Le niveau intellectuel et culturel des politiques tunisiens est très élevé. Il s’agit souvent de docteurs d’Etat, auteurs de plusieurs ouvrages. J’ai discuté avec des chefs de parti qui ont des diplômes supérieurs en littérature, en mathématiques, etc. En plus de leur culture politique et historique, ils sont au fait de tout ce qui se passe autour d’eux. Il n’y a donc aucun moyen de faire un parallèle avec les animateurs de la scène politique algérienne ! La comparaison est impossible. Sur le plan humain, les politiques tunisiens sont modestes. Ils font confiance aux jeunes.
-Les jeunes Algériens ont-ils la même capacité de faire changer les choses comme les jeunes Tunisiens ?

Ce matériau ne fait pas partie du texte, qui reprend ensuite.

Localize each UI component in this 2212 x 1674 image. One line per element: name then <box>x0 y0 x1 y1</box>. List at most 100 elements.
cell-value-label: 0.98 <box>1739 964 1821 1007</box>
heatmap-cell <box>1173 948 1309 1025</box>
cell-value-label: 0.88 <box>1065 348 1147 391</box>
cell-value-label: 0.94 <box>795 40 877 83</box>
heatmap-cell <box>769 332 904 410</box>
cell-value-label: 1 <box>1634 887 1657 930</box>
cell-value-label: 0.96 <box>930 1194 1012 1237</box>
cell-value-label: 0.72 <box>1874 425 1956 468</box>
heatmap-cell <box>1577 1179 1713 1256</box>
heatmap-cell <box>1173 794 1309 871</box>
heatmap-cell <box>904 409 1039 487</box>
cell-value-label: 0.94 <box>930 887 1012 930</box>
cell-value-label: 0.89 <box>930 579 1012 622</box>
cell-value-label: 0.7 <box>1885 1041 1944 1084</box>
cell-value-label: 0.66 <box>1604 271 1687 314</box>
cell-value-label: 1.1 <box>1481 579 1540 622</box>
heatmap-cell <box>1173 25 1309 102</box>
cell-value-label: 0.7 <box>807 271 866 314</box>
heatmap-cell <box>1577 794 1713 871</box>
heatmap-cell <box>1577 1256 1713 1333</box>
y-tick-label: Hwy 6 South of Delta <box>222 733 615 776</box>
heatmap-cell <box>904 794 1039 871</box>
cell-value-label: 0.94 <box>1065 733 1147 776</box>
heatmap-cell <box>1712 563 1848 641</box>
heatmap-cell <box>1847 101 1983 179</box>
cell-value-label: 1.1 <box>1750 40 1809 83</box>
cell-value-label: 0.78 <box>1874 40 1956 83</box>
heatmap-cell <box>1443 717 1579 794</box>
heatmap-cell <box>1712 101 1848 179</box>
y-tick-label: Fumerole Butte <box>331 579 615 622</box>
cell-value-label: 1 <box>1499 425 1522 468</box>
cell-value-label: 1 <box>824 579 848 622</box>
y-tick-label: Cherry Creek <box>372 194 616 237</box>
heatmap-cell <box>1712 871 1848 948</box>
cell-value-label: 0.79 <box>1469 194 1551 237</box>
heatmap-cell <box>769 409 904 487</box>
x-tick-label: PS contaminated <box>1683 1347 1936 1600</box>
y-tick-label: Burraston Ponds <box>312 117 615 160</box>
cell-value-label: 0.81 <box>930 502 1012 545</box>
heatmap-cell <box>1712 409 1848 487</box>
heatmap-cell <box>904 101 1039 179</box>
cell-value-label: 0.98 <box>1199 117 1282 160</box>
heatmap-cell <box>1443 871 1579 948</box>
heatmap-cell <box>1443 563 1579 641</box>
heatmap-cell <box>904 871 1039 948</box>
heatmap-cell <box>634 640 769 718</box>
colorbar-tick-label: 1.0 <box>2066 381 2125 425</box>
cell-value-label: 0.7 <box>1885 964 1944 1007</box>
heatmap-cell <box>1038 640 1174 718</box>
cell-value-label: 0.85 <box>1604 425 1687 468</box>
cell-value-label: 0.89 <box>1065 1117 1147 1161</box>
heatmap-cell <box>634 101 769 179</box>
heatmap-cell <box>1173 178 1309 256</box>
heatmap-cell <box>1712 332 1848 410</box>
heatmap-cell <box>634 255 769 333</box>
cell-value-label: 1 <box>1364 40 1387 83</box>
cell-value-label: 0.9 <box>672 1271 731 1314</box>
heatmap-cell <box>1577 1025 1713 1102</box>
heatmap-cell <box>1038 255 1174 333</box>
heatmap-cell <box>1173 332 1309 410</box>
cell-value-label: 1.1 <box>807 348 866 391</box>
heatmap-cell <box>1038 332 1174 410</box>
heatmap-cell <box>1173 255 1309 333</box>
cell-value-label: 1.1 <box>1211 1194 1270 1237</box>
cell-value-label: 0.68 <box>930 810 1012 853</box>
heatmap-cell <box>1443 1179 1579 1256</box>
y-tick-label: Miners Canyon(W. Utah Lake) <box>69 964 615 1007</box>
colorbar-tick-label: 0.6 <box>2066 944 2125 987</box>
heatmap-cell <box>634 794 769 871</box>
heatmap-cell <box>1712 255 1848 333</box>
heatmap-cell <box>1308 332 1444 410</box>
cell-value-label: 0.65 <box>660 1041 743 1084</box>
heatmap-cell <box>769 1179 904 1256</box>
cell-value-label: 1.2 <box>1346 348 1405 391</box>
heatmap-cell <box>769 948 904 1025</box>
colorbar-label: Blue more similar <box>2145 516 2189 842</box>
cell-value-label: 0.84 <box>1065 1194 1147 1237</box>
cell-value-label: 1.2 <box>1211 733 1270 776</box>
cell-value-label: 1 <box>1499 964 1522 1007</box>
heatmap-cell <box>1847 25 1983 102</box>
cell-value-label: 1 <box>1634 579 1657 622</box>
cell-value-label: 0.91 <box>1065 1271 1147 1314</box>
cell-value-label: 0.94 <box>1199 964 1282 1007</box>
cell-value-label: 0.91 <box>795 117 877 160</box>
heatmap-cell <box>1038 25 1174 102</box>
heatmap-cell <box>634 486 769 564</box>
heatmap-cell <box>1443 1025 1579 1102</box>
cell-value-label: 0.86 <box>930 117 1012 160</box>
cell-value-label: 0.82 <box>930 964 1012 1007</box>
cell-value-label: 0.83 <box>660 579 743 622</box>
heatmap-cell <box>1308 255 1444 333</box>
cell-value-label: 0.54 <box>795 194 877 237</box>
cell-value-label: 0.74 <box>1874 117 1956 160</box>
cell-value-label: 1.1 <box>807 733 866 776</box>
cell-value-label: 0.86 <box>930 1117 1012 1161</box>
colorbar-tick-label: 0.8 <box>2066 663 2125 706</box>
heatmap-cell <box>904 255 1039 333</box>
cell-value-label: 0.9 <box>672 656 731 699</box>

A mon avis, les Tunisiens font preuve de plus de civisme que les Algériens. Dans un café, un client proteste lorsqu’on lui sert du café sans un verre d’eau. Ici, on prend du café dans un verre sale et ébréché sans protester. A Tunis, les salles de théâtre sont archicombles malgré le fait que le ticket soit cher (presque 700 DA). Au Théâtre national algérien à Alger, les spectacles sont souvent gratuits, mais le public ne répond pas à l’appel ! Ces différences paraissent simples, mais elles renvoient à des questions très profondes. Le combat pour la dignité et la liberté doit se faire partout de là où on est, à tout moment, tout instant… C’est de cette manière qu’on peut exiger ses droits de l’Etat.